Many of these problems are well-known in other fields, such as epidemiology, statistics, and machine learning, so they can be worked around if scholars want to try and find truth rather than going for the newspaper headline.

"The common thread in all these issues is the need for researchers to be more acutely aware of what they're actually analyzing when working with social media data," says Derek Ruths, an assistant professor in McGill University's School of Computer Science.

Surveys have had to tackle these challenges before. "The infamous 'Dewey Defeats Truman' headline of 1948 stemmed from telephone surveys that under-sampled Truman supporters in the general population," Ruths notes.

Compare that to recent elections. Averaging polls has been so accurate that Nate Silver rode it to success in the New York Times and in 2012 polls were so accurate that Europeans betting on Intrade got all of the state votes correct, even though they know nothing about American politics.

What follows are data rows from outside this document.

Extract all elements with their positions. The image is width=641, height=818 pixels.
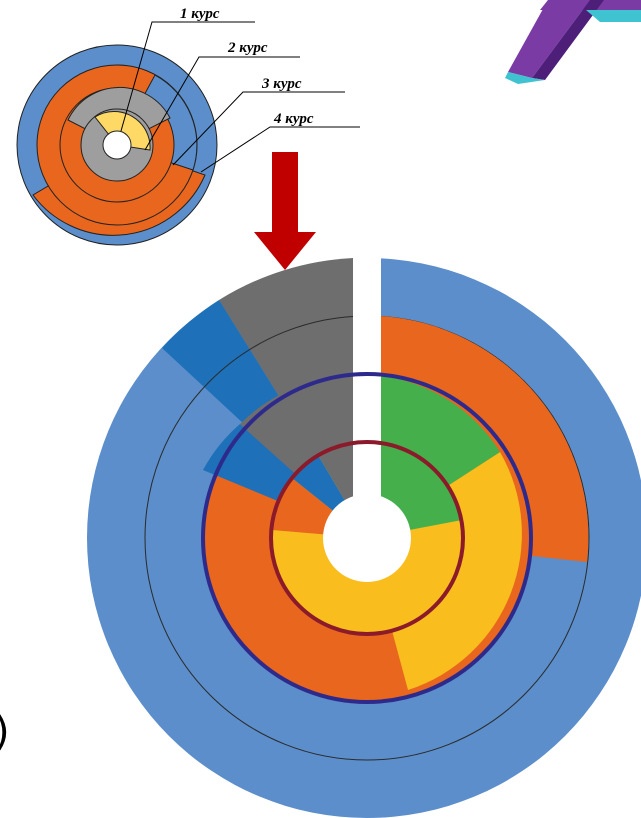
- label-course-3: 3 курс: [261, 76, 302, 92]
- small-ring-1-yellow: [94, 111, 151, 151]
- label-course-2: 2 курс: [227, 40, 268, 56]
- small-center-hole: [102, 130, 132, 160]
- logo-cyan-cap: [586, 10, 641, 22]
- large-center-hole: [323, 494, 411, 582]
- large-ring-1-outline: [269, 440, 465, 636]
- small-donut: [16, 44, 218, 246]
- logo-3d-shape-icon: [505, 0, 641, 84]
- down-arrow-icon: [254, 152, 316, 270]
- large-ring-2-outline: [201, 372, 533, 704]
- large-top-gap: [353, 258, 381, 538]
- edge-glyph: ): [0, 709, 10, 755]
- course-leader-lines: [120, 21, 360, 173]
- large-donut: [87, 258, 641, 818]
- label-course-4: 4 курс: [273, 111, 314, 127]
- logo-cyan-foot: [505, 72, 545, 84]
- logo-bar-diagonal-shade: [532, 0, 604, 80]
- logo-bar-diagonal: [508, 0, 590, 78]
- label-course-1: 1 курс: [180, 6, 220, 22]
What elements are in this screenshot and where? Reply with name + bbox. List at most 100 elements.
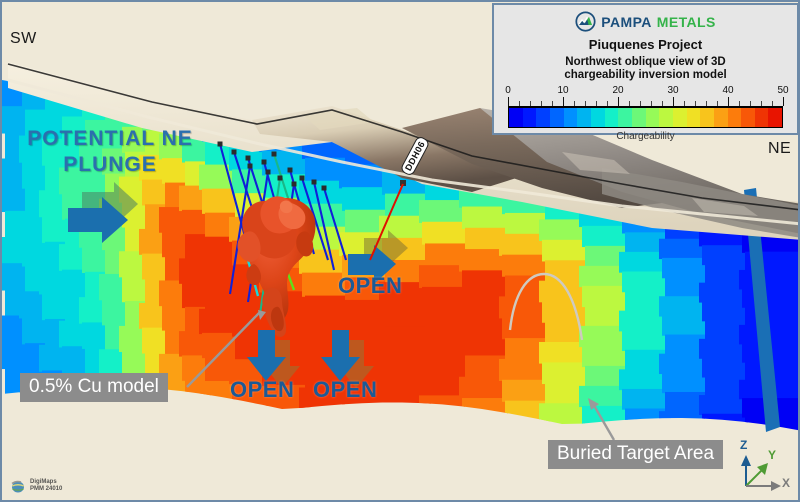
model-voxel — [19, 213, 45, 241]
colorbar-tick-label: 20 — [612, 85, 624, 96]
drillhole-trace — [300, 177, 330, 261]
drillhole-collar — [321, 185, 327, 191]
model-voxel — [39, 190, 65, 218]
colorbar-swatch — [522, 108, 537, 127]
colorbar-major-tick — [618, 97, 619, 106]
model-voxel — [59, 320, 85, 348]
buried-target-callout: Buried Target Area — [548, 440, 724, 469]
colorbar-major-tick — [563, 97, 564, 106]
orientation-label-ne: NE — [768, 140, 792, 157]
axis-label-z: Z — [740, 438, 748, 452]
watermark-line2: PMM 24010 — [30, 486, 63, 492]
drillhole-collar — [287, 167, 293, 173]
model-voxel — [659, 238, 705, 260]
model-voxel — [179, 258, 205, 284]
model-voxel — [142, 327, 168, 354]
model-voxel — [39, 344, 65, 372]
figure-title-line1: Northwest oblique view of 3D — [565, 56, 726, 68]
model-voxel — [542, 239, 588, 262]
model-voxel — [499, 233, 545, 256]
colorbar-major-tick — [673, 97, 674, 106]
drillhole-collar — [245, 155, 251, 161]
model-voxel — [699, 282, 745, 303]
open-label-3: OPEN — [313, 377, 378, 402]
model-voxel — [422, 351, 468, 375]
model-voxel — [702, 245, 748, 266]
model-voxel — [622, 330, 668, 351]
model-voxel — [182, 355, 208, 381]
model-voxel — [579, 385, 625, 408]
project-name: Piuquenes Project — [588, 37, 703, 52]
model-voxel — [539, 403, 585, 425]
pampa-metals-logo-icon — [575, 11, 596, 32]
model-voxel — [82, 322, 108, 349]
colorbar-swatch — [645, 108, 660, 127]
model-voxel — [159, 280, 185, 307]
colorbar-minor-tick — [750, 101, 751, 106]
model-voxel — [462, 334, 508, 357]
cu-model-leader-line — [186, 311, 261, 388]
figure-title: Northwest oblique view of 3D chargeabili… — [494, 56, 797, 81]
model-voxel — [539, 280, 585, 303]
drillhole-collar — [311, 179, 317, 185]
model-voxel — [19, 135, 45, 163]
model-voxel — [139, 228, 165, 255]
model-voxel — [162, 304, 188, 331]
orientation-label-sw: SW — [10, 30, 37, 47]
colorbar-tick-label: 40 — [722, 85, 734, 96]
model-voxel — [459, 376, 505, 400]
model-voxel — [22, 239, 48, 267]
colorbar-swatch — [741, 108, 755, 127]
model-voxel — [539, 341, 585, 364]
colorbar-minor-tick — [607, 101, 608, 106]
model-voxel — [419, 330, 465, 354]
model-voxel — [582, 285, 628, 308]
open-label-2: OPEN — [230, 377, 295, 402]
colorbar-swatch — [768, 108, 783, 127]
model-voxel — [379, 348, 425, 372]
model-voxel — [159, 207, 185, 233]
model-voxel — [162, 231, 188, 258]
model-voxel — [382, 304, 428, 328]
drillhole-trace — [322, 187, 348, 261]
cu-model-leader-arrow — [258, 310, 266, 320]
colorbar-tick-label: 0 — [505, 85, 511, 96]
model-voxel — [342, 187, 388, 211]
model-voxel — [19, 291, 45, 319]
colorbar-swatch — [577, 108, 591, 127]
model-voxel — [619, 369, 665, 391]
plunge-label-line1: POTENTIAL NE — [27, 127, 193, 150]
drillhole-collar — [299, 175, 305, 181]
model-voxel — [2, 341, 28, 370]
plunge-arrow — [68, 182, 138, 243]
model-voxel — [42, 293, 68, 321]
model-voxel — [2, 263, 28, 291]
model-voxel — [302, 272, 348, 297]
model-voxel — [22, 161, 48, 189]
model-voxel — [662, 372, 708, 394]
model-voxel — [622, 271, 668, 293]
model-voxel — [659, 353, 705, 375]
colorbar-minor-tick — [640, 101, 641, 106]
model-voxel — [339, 164, 385, 189]
model-voxel — [542, 301, 588, 323]
model-voxel — [122, 276, 148, 303]
model-voxel — [79, 297, 105, 324]
model-voxel — [579, 325, 625, 348]
terrain-surface-drape — [7, 62, 798, 240]
model-voxel — [142, 179, 168, 206]
colorbar-swatch — [536, 108, 550, 127]
model-voxel — [619, 310, 665, 332]
model-voxel — [102, 299, 128, 326]
colorbar-minor-tick — [629, 101, 630, 106]
model-voxel — [499, 296, 545, 319]
model-voxel — [582, 345, 628, 368]
open-label-1: OPEN — [338, 273, 403, 298]
colorbar-caption: Chargeability — [616, 131, 675, 142]
model-voxel — [2, 237, 25, 265]
model-voxel — [579, 265, 625, 288]
model-voxel — [82, 246, 108, 274]
model-voxel — [419, 265, 465, 289]
model-voxel — [699, 395, 745, 415]
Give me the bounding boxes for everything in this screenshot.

The technology to be accurate is there if sociologists and psychologists want to embrace it.

"Rather than permanently discrediting the practice of polling, that glaring error led to today's more sophisticated techniques, higher standards, and more accurate polls. Now, we're poised at a similar technological inflection point. By tackling the issues we face, we'll be able to realize the tremendous potential for good promised by social media-based research," said Ruths.